Kreis wirft Gesellschaftern Verantwortungslosigkeit vor

Der Rhein-Hunsrück-Kreis teilte auf SWR-Anfrage mit, er habe sich gemeinsam mit der Stadt Boppard und der Stiftung Heilig Geist bereit erklärt, die Verluste bis Ende 2025 zu übernehmen. Dieser zeitliche Rahmen gehe nun aber zu Ende. Mit dem neuen Vorschlag entziehe sich das GKM seiner „eigenen Verantwortung als Träger und Betreiber des Krankenhauses Boppard“. Die Gesellschafter könnten die Verantwortung nicht einfach auf den Rhein-Hunsrück-Kreis und die Stadt Boppard verlagern.

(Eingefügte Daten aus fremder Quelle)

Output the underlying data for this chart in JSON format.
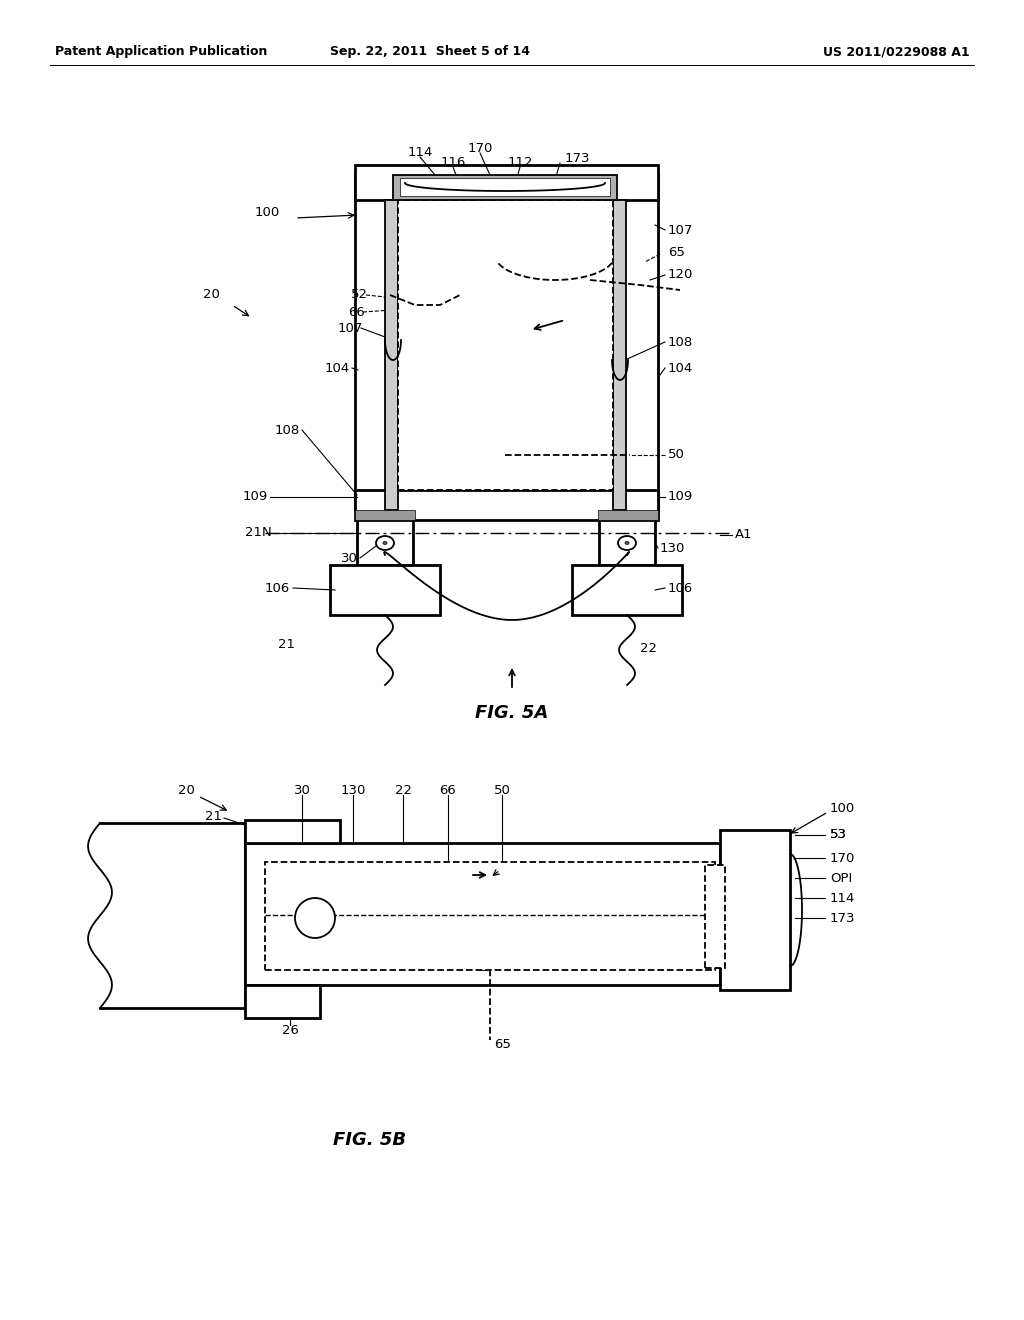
{
  "bg_color": "#ffffff",
  "line_color": "#000000",
  "header_left": "Patent Application Publication",
  "header_center": "Sep. 22, 2011  Sheet 5 of 14",
  "header_right": "US 2011/0229088 A1",
  "fig5a_label": "FIG. 5A",
  "fig5b_label": "FIG. 5B",
  "header_font_size": 9,
  "ref_font_size": 9.5,
  "fig_label_font_size": 13
}
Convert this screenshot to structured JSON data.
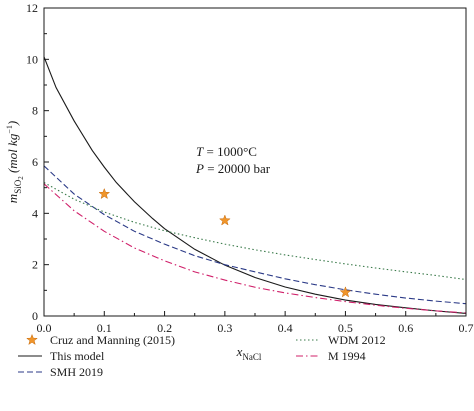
{
  "chart_data": {
    "type": "line",
    "xlim": [
      0.0,
      0.7
    ],
    "ylim": [
      0,
      12
    ],
    "x_ticks": [
      "0.0",
      "0.1",
      "0.2",
      "0.3",
      "0.4",
      "0.5",
      "0.6",
      "0.7"
    ],
    "y_ticks": [
      "0",
      "2",
      "4",
      "6",
      "8",
      "10",
      "12"
    ],
    "xlabel": {
      "main": "x",
      "sub": "NaCl"
    },
    "ylabel": {
      "main": "m",
      "sub": "SiO",
      "sub2": "2",
      "unit_open": " (mol kg",
      "unit_sup": "−1",
      "unit_close": ")"
    },
    "annotation": {
      "line1_var": "T",
      "line1_rest": " = 1000°C",
      "line2_var": "P",
      "line2_rest": " = 20000 bar"
    },
    "series": [
      {
        "name": "Cruz and Manning (2015)",
        "kind": "points",
        "color": "#f0952a",
        "x": [
          0.1,
          0.3,
          0.5
        ],
        "y": [
          4.75,
          3.72,
          0.92
        ]
      },
      {
        "name": "This model",
        "kind": "line",
        "style": "solid",
        "color": "#1a1a1a",
        "x": [
          0.0,
          0.02,
          0.05,
          0.08,
          0.1,
          0.12,
          0.15,
          0.18,
          0.2,
          0.25,
          0.3,
          0.35,
          0.4,
          0.45,
          0.5,
          0.55,
          0.6,
          0.65,
          0.7
        ],
        "y": [
          10.1,
          8.9,
          7.6,
          6.45,
          5.8,
          5.2,
          4.45,
          3.8,
          3.4,
          2.6,
          1.98,
          1.5,
          1.13,
          0.85,
          0.62,
          0.45,
          0.32,
          0.2,
          0.1
        ]
      },
      {
        "name": "SMH 2019",
        "kind": "line",
        "style": "dashed",
        "color": "#2b3a87",
        "x": [
          0.0,
          0.05,
          0.1,
          0.15,
          0.2,
          0.25,
          0.3,
          0.35,
          0.4,
          0.45,
          0.5,
          0.55,
          0.6,
          0.65,
          0.7
        ],
        "y": [
          5.85,
          4.75,
          3.95,
          3.3,
          2.8,
          2.35,
          2.0,
          1.72,
          1.45,
          1.22,
          1.02,
          0.85,
          0.7,
          0.58,
          0.48
        ]
      },
      {
        "name": "WDM 2012",
        "kind": "line",
        "style": "dotted",
        "color": "#3a7a4a",
        "x": [
          0.0,
          0.05,
          0.1,
          0.15,
          0.2,
          0.25,
          0.3,
          0.35,
          0.4,
          0.45,
          0.5,
          0.55,
          0.6,
          0.65,
          0.7
        ],
        "y": [
          5.2,
          4.55,
          4.05,
          3.65,
          3.32,
          3.05,
          2.8,
          2.58,
          2.38,
          2.2,
          2.03,
          1.87,
          1.72,
          1.58,
          1.42
        ]
      },
      {
        "name": "M 1994",
        "kind": "line",
        "style": "dashdot",
        "color": "#d0206a",
        "x": [
          0.0,
          0.05,
          0.1,
          0.15,
          0.2,
          0.25,
          0.3,
          0.35,
          0.4,
          0.45,
          0.5,
          0.55,
          0.6,
          0.65,
          0.7
        ],
        "y": [
          5.15,
          4.1,
          3.3,
          2.65,
          2.15,
          1.72,
          1.4,
          1.12,
          0.9,
          0.72,
          0.56,
          0.42,
          0.3,
          0.2,
          0.12
        ]
      }
    ],
    "legend_placement": "below"
  }
}
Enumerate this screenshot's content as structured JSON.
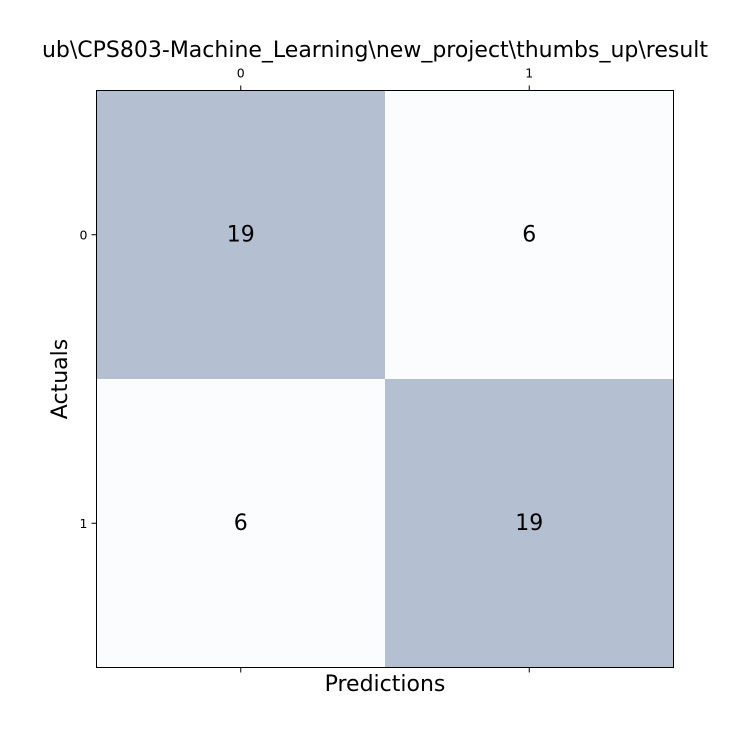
{
  "chart_data": {
    "type": "heatmap",
    "title": "ub\\CPS803-Machine_Learning\\new_project\\thumbs_up\\result",
    "xlabel": "Predictions",
    "ylabel": "Actuals",
    "x_categories": [
      "0",
      "1"
    ],
    "y_categories": [
      "0",
      "1"
    ],
    "values": [
      [
        19,
        6
      ],
      [
        6,
        19
      ]
    ],
    "x_ticks_position": "top",
    "grid": false,
    "colors": {
      "high": "#b4bfd2",
      "low": "#fbfcfe",
      "frame": "#000000"
    }
  }
}
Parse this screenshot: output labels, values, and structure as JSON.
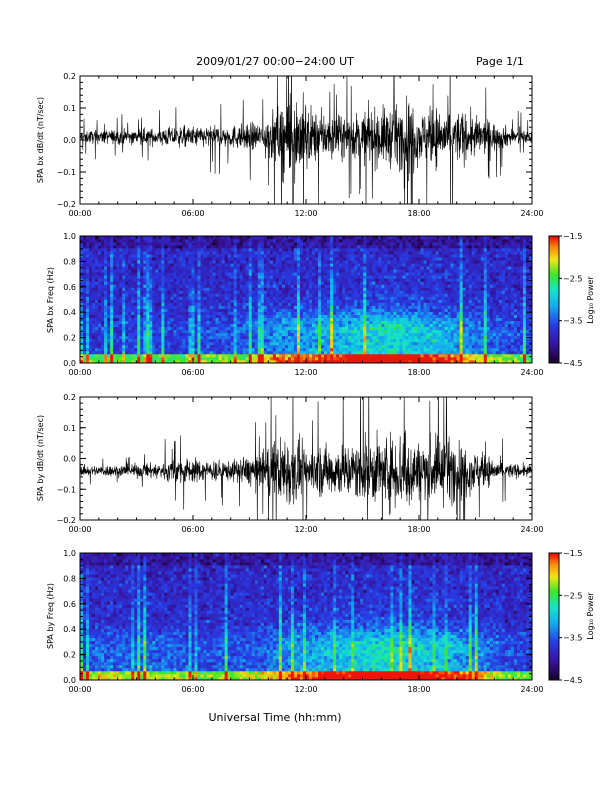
{
  "header": {
    "title": "2009/01/27  00:00−24:00 UT",
    "page": "Page 1/1"
  },
  "footer": {
    "xlabel": "Universal Time (hh:mm)"
  },
  "colors": {
    "trace": "#000000",
    "spectrogram_background": "#3a1fb0"
  },
  "chart_data": [
    {
      "type": "line",
      "id": "bx_dbdt",
      "ylabel": "SPA bx dB/dt (nT/sec)",
      "xlim": [
        0,
        24
      ],
      "ylim": [
        -0.2,
        0.2
      ],
      "yticks": [
        -0.2,
        -0.1,
        0.0,
        0.1,
        0.2
      ],
      "ytick_labels": [
        "−0.2",
        "−0.1",
        "0.0",
        "0.1",
        "0.2"
      ],
      "xticks": [
        0,
        6,
        12,
        18,
        24
      ],
      "xtick_labels": [
        "00:00",
        "06:00",
        "12:00",
        "18:00",
        "24:00"
      ],
      "grid": false,
      "envelope": {
        "hours": [
          0,
          2,
          4,
          5,
          6,
          8,
          9.5,
          10.5,
          11,
          11.8,
          12.5,
          14,
          15,
          16,
          17,
          17.5,
          18,
          19,
          20,
          21,
          22,
          23,
          24
        ],
        "amplitude": [
          0.03,
          0.035,
          0.04,
          0.05,
          0.05,
          0.055,
          0.07,
          0.14,
          0.22,
          0.2,
          0.12,
          0.1,
          0.12,
          0.14,
          0.15,
          0.2,
          0.12,
          0.14,
          0.13,
          0.1,
          0.07,
          0.04,
          0.03
        ]
      },
      "baseline": 0.01
    },
    {
      "type": "heatmap",
      "id": "bx_freq",
      "ylabel": "SPA bx Freq (Hz)",
      "xlim": [
        0,
        24
      ],
      "ylim": [
        0,
        1
      ],
      "yticks": [
        0.0,
        0.2,
        0.4,
        0.6,
        0.8,
        1.0
      ],
      "ytick_labels": [
        "0.0",
        "0.2",
        "0.4",
        "0.6",
        "0.8",
        "1.0"
      ],
      "xticks": [
        0,
        6,
        12,
        18,
        24
      ],
      "xtick_labels": [
        "00:00",
        "06:00",
        "12:00",
        "18:00",
        "24:00"
      ],
      "colorbar": {
        "label": "Log₁₀ Power",
        "range": [
          -4.5,
          -1.5
        ],
        "ticks": [
          -1.5,
          -2.5,
          -3.5,
          -4.5
        ],
        "tick_labels": [
          "−1.5",
          "−2.5",
          "−3.5",
          "−4.5"
        ]
      },
      "activity": {
        "hours": [
          0,
          3,
          6,
          9,
          10.5,
          12,
          13.5,
          15,
          16.5,
          18,
          19.5,
          21,
          22.5,
          24
        ],
        "level": [
          0.15,
          0.15,
          0.2,
          0.3,
          0.5,
          0.55,
          0.65,
          0.75,
          0.85,
          0.7,
          0.6,
          0.4,
          0.25,
          0.15
        ]
      }
    },
    {
      "type": "line",
      "id": "by_dbdt",
      "ylabel": "SPA by dB/dt (nT/sec)",
      "xlim": [
        0,
        24
      ],
      "ylim": [
        -0.2,
        0.2
      ],
      "yticks": [
        -0.2,
        -0.1,
        0.0,
        0.1,
        0.2
      ],
      "ytick_labels": [
        "−0.2",
        "−0.1",
        "0.0",
        "0.1",
        "0.2"
      ],
      "xticks": [
        0,
        6,
        12,
        18,
        24
      ],
      "xtick_labels": [
        "00:00",
        "06:00",
        "12:00",
        "18:00",
        "24:00"
      ],
      "grid": false,
      "envelope": {
        "hours": [
          0,
          2,
          4,
          5.5,
          6,
          8,
          9.5,
          10.5,
          11,
          12,
          13,
          14.5,
          15.5,
          16.5,
          17.3,
          18,
          19,
          20,
          21,
          22,
          23,
          24
        ],
        "amplitude": [
          0.025,
          0.03,
          0.04,
          0.07,
          0.06,
          0.05,
          0.09,
          0.15,
          0.2,
          0.11,
          0.13,
          0.14,
          0.17,
          0.18,
          0.22,
          0.14,
          0.18,
          0.15,
          0.1,
          0.06,
          0.035,
          0.03
        ]
      },
      "baseline": -0.04
    },
    {
      "type": "heatmap",
      "id": "by_freq",
      "ylabel": "SPA by Freq (Hz)",
      "xlim": [
        0,
        24
      ],
      "ylim": [
        0,
        1
      ],
      "yticks": [
        0.0,
        0.2,
        0.4,
        0.6,
        0.8,
        1.0
      ],
      "ytick_labels": [
        "0.0",
        "0.2",
        "0.4",
        "0.6",
        "0.8",
        "1.0"
      ],
      "xticks": [
        0,
        6,
        12,
        18,
        24
      ],
      "xtick_labels": [
        "00:00",
        "06:00",
        "12:00",
        "18:00",
        "24:00"
      ],
      "colorbar": {
        "label": "Log₁₀ Power",
        "range": [
          -4.5,
          -1.5
        ],
        "ticks": [
          -1.5,
          -2.5,
          -3.5,
          -4.5
        ],
        "tick_labels": [
          "−1.5",
          "−2.5",
          "−3.5",
          "−4.5"
        ]
      },
      "activity": {
        "hours": [
          0,
          1,
          3,
          5,
          6,
          9,
          10.5,
          12,
          13.5,
          15,
          16.5,
          18,
          19.5,
          21,
          22.5,
          24
        ],
        "level": [
          0.2,
          0.35,
          0.3,
          0.3,
          0.2,
          0.3,
          0.45,
          0.55,
          0.7,
          0.8,
          0.85,
          0.75,
          0.65,
          0.45,
          0.25,
          0.15
        ]
      }
    }
  ]
}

Zudem kritisiert der Kreis, das GKM habe es versäumt, wesentliche Maßnahmen eines Zukunftskonzeptes für die Klinik umzusetzen und verbindliche Gespräche mit potenziellen neuen Trägern zu führen. Dem widersprach wiederum Oberbürgermeister Langner: „Uns ist nicht bekannt, dass jemand ernsthaft den Standort Boppard übernehmen möchte.“

Am kommenden Montag soll auch der Kreistag des Kreises Mayen-Koblenz über die Zukunft der Klinik entscheiden. Sollten alle Beteiligten auf ihren Positionen beharren, sei eine baldige Schließung des Krankenhauses in Boppard wahrscheinlich.